Kimberly Wollenburg could be any one of us, essentially. She is not the person you would think would become a meth addict. We all know what meth addicts look and behave like – they live in gutters hook for money and have ravaged faces with no teeth. Kim was none of these things all while she was developing and maintaining a huge meth addiction. She worked (mostly selling drugs but still, she worked), looked after her son with Downs Syndrome (except when she went right off the rails), lived in a big lovely house, had no debt and even had all her own teeth.
That was a large contributor to her problem (not her teeth, the whole not looking like a meth head). She didn’t recognise her problem until it was almost too late. She knew what meth heads looked and behaved like and that wasn’t her, so obviously she wasn’t an addict.
Only she so was.
In this very honest and very readable account of Kim’s addict and eventual decision to sort her shit out, as a reader, even if you have never taken drugs, you understand her lack of understanding. And I believe you understand how she landed up where she was. Kim reveals some of her childhood to us, but, I believe, because part of the process of getting sober is taking on the responsibility for her decisions, she doesn’t lay blame at what did or did not happen to her. For the voyeur reading this is a bit exasperating; nothing better than a good bitch session about one’s mother/classmates/boyfriends/friends/imaginary people.
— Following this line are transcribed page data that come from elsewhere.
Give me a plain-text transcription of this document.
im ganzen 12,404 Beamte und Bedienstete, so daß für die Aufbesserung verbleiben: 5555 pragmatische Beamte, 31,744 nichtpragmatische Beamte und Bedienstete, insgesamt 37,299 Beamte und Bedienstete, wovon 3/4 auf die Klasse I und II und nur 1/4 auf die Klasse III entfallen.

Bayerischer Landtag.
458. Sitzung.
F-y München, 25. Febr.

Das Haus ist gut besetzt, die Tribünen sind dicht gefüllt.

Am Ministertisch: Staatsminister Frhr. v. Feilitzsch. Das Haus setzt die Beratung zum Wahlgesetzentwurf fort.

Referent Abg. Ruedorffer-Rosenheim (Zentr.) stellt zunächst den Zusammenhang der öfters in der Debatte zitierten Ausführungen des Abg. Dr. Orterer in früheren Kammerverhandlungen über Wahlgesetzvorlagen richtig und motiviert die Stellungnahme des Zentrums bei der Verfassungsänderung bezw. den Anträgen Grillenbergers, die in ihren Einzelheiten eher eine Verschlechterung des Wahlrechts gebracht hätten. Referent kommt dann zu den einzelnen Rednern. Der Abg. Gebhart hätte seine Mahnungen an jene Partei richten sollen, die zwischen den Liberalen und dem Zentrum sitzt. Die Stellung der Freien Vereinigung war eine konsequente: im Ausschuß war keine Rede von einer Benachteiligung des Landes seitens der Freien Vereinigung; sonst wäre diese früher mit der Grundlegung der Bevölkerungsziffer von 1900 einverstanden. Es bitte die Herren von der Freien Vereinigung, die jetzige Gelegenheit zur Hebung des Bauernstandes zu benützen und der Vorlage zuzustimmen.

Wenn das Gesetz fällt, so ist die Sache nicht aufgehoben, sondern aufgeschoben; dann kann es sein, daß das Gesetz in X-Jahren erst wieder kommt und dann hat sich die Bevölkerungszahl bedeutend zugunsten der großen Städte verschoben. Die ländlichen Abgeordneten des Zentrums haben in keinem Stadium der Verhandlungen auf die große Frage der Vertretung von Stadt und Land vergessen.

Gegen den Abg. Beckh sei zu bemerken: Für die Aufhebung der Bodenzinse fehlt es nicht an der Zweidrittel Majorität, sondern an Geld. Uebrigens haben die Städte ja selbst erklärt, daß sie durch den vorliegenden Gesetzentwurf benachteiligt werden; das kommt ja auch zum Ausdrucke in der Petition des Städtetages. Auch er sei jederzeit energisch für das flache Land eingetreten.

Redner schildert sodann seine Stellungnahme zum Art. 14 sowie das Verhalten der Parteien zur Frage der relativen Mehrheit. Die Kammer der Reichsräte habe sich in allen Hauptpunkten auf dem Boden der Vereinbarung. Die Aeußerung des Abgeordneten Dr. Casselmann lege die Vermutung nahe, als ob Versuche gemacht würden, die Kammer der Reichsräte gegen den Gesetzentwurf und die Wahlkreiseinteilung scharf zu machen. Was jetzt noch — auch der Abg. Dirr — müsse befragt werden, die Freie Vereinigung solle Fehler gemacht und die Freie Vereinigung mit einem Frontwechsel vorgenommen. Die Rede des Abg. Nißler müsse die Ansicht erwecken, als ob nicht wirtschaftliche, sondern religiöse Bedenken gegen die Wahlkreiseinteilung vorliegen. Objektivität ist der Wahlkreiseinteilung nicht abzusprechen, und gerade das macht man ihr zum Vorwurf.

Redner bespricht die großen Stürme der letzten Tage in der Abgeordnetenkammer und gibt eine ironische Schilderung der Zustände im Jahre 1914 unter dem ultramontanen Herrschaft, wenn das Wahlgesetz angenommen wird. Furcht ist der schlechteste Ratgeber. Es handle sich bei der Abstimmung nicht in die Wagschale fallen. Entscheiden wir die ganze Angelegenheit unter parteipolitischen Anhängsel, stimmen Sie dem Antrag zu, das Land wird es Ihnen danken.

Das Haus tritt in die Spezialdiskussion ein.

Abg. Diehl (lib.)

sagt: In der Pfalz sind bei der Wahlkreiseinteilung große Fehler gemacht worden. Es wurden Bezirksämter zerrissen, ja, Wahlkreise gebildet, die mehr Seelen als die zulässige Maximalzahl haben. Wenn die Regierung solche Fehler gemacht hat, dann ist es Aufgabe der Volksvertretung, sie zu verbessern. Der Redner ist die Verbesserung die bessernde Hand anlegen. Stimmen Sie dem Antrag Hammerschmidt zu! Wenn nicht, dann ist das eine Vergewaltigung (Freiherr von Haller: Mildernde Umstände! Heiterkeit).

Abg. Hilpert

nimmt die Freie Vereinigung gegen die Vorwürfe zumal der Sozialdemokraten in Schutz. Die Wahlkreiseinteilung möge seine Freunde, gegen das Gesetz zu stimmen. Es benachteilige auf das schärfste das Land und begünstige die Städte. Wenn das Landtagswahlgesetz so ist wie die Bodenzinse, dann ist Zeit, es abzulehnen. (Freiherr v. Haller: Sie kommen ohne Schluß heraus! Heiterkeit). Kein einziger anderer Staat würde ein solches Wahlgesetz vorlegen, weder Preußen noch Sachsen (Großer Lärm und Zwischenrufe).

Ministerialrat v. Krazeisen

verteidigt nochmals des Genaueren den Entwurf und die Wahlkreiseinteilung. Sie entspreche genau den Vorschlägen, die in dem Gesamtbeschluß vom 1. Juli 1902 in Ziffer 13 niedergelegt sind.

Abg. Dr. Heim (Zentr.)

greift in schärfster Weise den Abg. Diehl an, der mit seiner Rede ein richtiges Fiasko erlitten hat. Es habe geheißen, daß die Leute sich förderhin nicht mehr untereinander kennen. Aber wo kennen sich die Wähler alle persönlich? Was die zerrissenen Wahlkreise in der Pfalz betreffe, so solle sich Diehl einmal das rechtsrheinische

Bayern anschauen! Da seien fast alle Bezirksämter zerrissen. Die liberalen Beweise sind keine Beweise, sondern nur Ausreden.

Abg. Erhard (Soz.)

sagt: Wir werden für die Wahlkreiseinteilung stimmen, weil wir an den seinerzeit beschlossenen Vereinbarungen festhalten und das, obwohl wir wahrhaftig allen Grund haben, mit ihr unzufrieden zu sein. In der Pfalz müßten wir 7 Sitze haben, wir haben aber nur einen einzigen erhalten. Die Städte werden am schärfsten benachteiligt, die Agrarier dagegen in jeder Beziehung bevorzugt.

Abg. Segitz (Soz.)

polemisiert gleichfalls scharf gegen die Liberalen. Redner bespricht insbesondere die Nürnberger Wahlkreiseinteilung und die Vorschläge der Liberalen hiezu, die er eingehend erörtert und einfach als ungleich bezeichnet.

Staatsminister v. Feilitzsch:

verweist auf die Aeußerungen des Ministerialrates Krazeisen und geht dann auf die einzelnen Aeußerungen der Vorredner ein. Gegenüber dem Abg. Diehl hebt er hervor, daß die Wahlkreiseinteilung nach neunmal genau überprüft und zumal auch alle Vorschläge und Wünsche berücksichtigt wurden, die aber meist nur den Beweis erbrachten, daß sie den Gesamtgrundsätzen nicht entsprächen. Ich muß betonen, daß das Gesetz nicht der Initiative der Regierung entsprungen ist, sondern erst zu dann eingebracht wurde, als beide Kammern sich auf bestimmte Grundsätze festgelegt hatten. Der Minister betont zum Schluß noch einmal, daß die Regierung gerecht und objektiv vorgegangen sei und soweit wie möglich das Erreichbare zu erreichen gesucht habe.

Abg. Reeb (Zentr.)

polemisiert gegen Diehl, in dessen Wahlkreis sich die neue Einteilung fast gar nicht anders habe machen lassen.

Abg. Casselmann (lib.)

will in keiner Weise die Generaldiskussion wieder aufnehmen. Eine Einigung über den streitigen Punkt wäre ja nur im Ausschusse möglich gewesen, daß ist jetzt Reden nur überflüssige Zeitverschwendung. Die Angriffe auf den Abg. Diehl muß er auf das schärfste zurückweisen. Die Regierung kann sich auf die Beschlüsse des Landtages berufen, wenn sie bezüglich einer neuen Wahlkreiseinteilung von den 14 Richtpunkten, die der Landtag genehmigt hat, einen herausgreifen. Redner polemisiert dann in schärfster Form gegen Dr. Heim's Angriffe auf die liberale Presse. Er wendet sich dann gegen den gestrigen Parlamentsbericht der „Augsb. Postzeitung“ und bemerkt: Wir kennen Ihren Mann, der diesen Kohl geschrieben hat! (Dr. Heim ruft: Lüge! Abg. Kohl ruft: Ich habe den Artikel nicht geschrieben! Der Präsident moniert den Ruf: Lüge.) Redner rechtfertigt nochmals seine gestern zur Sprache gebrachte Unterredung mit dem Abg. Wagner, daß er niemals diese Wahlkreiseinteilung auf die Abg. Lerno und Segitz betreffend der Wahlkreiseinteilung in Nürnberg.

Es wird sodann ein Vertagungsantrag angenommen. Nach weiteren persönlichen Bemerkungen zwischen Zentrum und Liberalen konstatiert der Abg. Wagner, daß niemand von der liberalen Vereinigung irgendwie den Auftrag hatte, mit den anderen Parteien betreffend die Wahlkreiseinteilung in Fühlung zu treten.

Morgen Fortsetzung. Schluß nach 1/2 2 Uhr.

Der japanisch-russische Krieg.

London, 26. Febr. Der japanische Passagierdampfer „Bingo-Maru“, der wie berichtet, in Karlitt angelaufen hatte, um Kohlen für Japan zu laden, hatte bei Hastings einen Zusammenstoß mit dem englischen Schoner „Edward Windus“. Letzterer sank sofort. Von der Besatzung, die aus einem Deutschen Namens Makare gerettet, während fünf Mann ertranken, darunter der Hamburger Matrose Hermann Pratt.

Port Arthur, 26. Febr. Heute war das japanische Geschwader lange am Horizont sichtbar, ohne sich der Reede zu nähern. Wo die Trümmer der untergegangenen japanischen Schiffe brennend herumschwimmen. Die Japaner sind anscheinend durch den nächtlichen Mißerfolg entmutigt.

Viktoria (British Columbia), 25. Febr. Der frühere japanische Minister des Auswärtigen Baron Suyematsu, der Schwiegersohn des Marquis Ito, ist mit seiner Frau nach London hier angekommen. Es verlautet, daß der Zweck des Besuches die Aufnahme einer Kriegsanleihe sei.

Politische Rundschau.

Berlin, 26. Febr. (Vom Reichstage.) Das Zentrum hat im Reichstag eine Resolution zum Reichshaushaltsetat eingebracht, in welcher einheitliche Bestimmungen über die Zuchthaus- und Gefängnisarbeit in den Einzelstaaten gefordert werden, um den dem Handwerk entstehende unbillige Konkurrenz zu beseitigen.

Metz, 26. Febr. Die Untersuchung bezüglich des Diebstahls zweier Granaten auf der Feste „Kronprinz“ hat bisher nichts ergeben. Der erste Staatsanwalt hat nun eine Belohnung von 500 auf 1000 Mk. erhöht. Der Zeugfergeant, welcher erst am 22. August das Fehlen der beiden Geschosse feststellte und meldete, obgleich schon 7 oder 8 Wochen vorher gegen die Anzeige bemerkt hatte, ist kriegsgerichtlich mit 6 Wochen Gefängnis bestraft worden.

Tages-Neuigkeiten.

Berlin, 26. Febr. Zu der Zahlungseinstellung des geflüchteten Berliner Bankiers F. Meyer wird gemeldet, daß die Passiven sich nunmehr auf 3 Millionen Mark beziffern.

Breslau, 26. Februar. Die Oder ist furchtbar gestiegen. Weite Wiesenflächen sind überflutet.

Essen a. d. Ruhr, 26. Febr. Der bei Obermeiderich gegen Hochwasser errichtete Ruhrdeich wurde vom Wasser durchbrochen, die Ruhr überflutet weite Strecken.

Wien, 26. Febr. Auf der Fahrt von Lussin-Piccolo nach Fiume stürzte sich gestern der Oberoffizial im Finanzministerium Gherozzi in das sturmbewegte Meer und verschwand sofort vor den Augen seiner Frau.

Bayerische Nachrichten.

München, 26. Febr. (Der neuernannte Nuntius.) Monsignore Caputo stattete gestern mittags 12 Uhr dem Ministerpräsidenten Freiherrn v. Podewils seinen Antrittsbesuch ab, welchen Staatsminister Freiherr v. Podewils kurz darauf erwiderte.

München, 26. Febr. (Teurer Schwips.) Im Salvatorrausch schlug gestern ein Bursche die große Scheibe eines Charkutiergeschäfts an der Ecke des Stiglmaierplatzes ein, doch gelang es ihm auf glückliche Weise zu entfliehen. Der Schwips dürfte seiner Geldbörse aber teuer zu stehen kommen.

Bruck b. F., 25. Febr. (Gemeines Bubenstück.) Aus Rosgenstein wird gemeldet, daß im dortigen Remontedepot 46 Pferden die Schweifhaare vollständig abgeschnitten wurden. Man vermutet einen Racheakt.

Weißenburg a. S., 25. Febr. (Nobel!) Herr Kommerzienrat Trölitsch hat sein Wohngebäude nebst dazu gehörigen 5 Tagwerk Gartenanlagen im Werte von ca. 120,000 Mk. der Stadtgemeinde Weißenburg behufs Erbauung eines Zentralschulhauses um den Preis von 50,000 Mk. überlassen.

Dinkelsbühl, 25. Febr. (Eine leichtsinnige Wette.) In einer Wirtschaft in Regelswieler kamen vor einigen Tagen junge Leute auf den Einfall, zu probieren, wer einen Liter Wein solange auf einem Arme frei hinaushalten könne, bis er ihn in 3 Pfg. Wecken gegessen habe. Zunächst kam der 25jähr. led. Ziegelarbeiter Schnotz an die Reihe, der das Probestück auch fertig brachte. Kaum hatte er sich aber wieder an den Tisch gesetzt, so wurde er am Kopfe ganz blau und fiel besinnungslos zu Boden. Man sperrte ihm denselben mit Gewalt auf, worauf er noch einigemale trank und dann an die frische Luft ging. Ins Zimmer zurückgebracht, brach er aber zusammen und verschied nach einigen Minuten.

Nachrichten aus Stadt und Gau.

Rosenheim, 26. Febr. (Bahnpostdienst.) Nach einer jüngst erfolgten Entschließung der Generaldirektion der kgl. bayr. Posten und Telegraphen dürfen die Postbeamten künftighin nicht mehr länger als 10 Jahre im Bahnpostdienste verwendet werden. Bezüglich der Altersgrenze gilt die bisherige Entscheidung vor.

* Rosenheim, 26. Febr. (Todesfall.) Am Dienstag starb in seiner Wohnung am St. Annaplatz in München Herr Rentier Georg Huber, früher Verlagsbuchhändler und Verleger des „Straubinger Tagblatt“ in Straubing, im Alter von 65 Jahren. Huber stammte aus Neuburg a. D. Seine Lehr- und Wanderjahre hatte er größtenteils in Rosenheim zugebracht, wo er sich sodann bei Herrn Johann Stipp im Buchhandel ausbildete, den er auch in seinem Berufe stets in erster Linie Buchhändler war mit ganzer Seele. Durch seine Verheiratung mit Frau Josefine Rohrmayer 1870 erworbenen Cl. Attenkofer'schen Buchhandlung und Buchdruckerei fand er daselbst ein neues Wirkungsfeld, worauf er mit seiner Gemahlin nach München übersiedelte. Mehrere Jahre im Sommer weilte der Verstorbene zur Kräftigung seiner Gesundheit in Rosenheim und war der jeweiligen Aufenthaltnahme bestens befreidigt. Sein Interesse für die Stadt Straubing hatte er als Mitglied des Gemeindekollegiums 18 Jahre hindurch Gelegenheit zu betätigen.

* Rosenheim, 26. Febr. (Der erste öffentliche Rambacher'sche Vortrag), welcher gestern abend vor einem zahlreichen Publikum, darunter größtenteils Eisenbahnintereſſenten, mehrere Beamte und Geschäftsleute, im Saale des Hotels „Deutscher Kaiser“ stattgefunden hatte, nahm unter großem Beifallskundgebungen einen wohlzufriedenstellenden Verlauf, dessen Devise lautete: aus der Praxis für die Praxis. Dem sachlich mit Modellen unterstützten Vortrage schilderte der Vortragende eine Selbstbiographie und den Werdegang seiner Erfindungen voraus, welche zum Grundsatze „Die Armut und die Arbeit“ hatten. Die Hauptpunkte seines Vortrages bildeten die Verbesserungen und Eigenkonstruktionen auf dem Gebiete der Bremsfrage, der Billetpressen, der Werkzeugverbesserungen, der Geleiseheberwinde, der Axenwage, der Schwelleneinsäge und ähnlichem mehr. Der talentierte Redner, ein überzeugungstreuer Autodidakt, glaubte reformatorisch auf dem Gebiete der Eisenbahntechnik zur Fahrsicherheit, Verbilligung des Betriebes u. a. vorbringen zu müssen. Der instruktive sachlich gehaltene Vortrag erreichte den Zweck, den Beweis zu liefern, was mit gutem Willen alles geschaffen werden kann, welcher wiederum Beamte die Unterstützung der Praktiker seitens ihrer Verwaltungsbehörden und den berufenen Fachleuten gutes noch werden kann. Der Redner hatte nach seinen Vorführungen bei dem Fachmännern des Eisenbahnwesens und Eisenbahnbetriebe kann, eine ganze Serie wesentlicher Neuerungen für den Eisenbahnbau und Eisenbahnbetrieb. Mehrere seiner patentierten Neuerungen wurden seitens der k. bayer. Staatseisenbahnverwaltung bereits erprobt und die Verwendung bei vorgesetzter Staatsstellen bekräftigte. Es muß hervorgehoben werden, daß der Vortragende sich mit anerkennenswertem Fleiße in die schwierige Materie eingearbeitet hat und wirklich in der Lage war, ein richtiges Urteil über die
But Kim does the right thing; she owns her addiction and so is finally able to escape it.
It’s a worthwhile book to read and maybe it will help just one addict get a little more understanding from others. Because we are horrible to addicts, generally speaking, blaming them for what no longer is their choice.
And now Kim lives in a flat, looks after her boy in a bug suit and makes cookies. I wish I lived in Boise so I could support her.